In the House, Republican leaders such as Rep. Michael Turner (R-Ohio), chairman of the Armed Services Strategic Forces Subcommittee, are trying to prevent the implementation of New START as well as additional reductions. The fiscal year 2013 National Defense Authorization Act, which passed the House on May 18, includes language that could block arsenal reductions under New START if the administration does not increase its spending request for certain nuclear weapons-related projects, for which the Pentagon and the NNSA did not ask.
In a May 15 statement, the administration issued a warning that it may veto the defense bill over these provisions, which the White House said would “impinge on the President’s ability to implement the New START Treaty and to set U.S. nuclear weapons policy.”
The Senate Armed Services Committee, which completed its version of the defense bill on May 24, did not seek to link New START implementation to additional funds for modernization. Instead, the committee found that “the linkage between nuclear modernization and the New START Treaty’s implementation is sufficiently established.”
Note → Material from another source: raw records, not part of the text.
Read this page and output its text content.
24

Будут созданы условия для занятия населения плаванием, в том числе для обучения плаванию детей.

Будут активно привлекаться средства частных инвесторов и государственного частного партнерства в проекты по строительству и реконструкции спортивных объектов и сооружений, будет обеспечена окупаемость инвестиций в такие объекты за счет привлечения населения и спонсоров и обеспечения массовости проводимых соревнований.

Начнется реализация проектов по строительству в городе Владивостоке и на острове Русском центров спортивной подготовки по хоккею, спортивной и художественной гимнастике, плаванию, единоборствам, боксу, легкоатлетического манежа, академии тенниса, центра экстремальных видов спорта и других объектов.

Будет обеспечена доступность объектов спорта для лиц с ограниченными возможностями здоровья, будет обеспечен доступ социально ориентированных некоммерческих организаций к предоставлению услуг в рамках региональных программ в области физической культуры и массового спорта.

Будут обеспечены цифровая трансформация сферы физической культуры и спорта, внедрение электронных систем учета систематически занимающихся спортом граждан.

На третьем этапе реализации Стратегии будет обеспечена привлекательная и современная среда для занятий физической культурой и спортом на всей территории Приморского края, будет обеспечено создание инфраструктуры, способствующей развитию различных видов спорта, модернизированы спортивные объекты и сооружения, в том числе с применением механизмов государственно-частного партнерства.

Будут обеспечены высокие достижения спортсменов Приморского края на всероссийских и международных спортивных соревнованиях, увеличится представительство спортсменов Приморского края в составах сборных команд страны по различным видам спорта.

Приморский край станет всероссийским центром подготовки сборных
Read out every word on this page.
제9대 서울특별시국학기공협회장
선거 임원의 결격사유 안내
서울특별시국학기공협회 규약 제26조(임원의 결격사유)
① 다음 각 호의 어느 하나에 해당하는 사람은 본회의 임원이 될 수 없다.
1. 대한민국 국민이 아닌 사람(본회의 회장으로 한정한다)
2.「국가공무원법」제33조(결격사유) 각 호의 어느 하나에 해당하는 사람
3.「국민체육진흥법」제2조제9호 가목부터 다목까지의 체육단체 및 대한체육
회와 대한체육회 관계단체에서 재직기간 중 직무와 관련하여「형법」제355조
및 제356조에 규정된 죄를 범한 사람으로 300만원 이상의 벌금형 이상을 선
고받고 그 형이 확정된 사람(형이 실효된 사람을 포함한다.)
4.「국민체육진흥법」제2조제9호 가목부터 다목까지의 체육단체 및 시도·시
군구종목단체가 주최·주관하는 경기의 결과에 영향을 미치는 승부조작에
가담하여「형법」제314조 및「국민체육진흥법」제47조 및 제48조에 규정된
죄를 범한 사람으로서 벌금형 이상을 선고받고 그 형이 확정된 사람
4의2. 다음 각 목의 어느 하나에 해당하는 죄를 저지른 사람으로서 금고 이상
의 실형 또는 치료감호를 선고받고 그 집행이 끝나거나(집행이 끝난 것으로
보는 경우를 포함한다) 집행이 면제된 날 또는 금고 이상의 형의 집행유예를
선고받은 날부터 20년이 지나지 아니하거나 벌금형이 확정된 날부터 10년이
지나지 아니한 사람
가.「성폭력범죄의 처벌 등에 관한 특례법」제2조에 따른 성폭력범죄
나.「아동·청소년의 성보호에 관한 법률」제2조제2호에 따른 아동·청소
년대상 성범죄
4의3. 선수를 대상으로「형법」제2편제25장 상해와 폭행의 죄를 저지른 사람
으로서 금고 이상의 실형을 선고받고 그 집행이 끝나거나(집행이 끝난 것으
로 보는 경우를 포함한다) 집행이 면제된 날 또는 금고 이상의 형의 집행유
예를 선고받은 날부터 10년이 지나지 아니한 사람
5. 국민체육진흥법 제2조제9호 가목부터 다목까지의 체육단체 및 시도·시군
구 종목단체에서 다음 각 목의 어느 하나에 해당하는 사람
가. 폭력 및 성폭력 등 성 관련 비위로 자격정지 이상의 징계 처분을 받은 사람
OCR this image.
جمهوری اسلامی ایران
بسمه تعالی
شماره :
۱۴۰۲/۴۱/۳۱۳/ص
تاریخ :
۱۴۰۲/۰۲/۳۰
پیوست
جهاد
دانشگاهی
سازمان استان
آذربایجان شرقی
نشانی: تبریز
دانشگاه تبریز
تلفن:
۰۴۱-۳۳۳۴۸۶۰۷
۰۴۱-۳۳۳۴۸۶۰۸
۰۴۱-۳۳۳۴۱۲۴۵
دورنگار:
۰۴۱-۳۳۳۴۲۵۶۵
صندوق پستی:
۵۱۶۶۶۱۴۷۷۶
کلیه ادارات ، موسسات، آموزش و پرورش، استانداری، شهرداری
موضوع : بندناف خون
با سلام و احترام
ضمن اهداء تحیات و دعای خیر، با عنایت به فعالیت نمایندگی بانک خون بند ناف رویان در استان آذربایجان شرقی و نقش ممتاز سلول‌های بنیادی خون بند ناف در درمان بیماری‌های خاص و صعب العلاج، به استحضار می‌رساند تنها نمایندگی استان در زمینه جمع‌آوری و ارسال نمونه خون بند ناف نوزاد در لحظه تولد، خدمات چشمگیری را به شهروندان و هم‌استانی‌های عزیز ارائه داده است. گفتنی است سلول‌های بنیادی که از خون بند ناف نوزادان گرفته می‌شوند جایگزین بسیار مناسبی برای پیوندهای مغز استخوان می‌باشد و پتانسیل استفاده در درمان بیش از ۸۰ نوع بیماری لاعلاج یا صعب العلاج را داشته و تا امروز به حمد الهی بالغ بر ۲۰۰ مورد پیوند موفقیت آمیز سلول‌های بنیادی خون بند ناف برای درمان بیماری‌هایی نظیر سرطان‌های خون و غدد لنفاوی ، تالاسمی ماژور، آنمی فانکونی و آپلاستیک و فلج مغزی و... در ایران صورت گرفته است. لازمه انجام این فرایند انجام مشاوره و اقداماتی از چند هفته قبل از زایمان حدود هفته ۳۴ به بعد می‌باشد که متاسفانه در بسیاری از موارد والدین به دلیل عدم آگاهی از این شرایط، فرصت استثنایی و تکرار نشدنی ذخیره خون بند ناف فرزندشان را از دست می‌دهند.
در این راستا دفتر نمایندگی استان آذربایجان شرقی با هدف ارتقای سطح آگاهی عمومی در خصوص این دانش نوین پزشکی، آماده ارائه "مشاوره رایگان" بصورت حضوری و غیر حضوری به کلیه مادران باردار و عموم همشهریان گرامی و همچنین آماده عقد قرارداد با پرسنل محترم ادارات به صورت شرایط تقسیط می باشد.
At the June 21 hearing, Lugar said he was “very concerned by attempts to force U.S. withdrawal from the New START Treaty or suspend its implementation. We should not risk either the transparency achieved by the Treaty nor the reliability and performance of our strategic nuclear forces.”
Kerry said that “those who say we should just walk away from New START” have to explain how “retaining more nuclear weapons than our military advisers say we need, and how having less insight into Russia’s strategic nuclear arsenal” would be beneficial. “We need to see the logic of that,” Kerry said.
New START on Track
As Corker accused the administration of breaking its promises, administration witnesses argued that New START was advancing U.S. security interests. Rose Gottemoeller, acting undersecretary of state for arms control and international security, testified that the treaty, which entered into force in February 2011, “is providing ongoing transparency and predictability regarding the world’s two largest deployed nuclear arsenals” while preserving the U.S. ability to maintain a strong nuclear deterrent.
In the treaty’s first year, the United States and Russia conducted the maximum of 18 on-site inspections, Gottemoeller said. So far in the second year, Russia has conducted eight inspections, and the United States has conducted seven. These inspections have taken place at intercontinental ballistic missile (ICBM), submarine-launched ballistic missile, and heavy bomber bases, as well as at storage facilities, conversion or elimination facilities, and test ranges, said Gottemoeller, who was the lead U.S. negotiator of New START.
On the issue of when the United States plans to reduce its arsenal to New START levels, Assistant Secretary of Defense for Global Strategic Affairs Madelyn Creedon testified that the Pentagon plans to “make most of the reductions in deployed systems towards the end of the seven-year reduction period,” or by 2018. By then, the United States, which currently deploys 1,737 warheads, 812 delivery systems, and 1,040 launchers, must meet the treaty’s limits of 1,550 deployed strategic warheads, 700 delivery vehicles, and 800 launchers.
Creedon testified that initial reductions will come from the conversion or elimination of systems that were counted under the 1991 START but are no longer maintained “in a deployable status.” These previously retired systems, often referred to as “phantoms” because they are no longer deployed but still counted under the treaty, include 50 empty Peacekeeper ICBM silos at F.E. Warren Air Force Base in Wyoming, 50 empty Minuteman III ICBM silos at Malmstrom Air Force Base in Montana, three excess ICBM test silos at Vandenberg Air Force Base in California; and 34 B-52G and 13 B-52H bombers currently stored at Davis-Monthan Air Force Base in Arizona. The estimated cost to eliminate or convert these systems is $47 million, she said.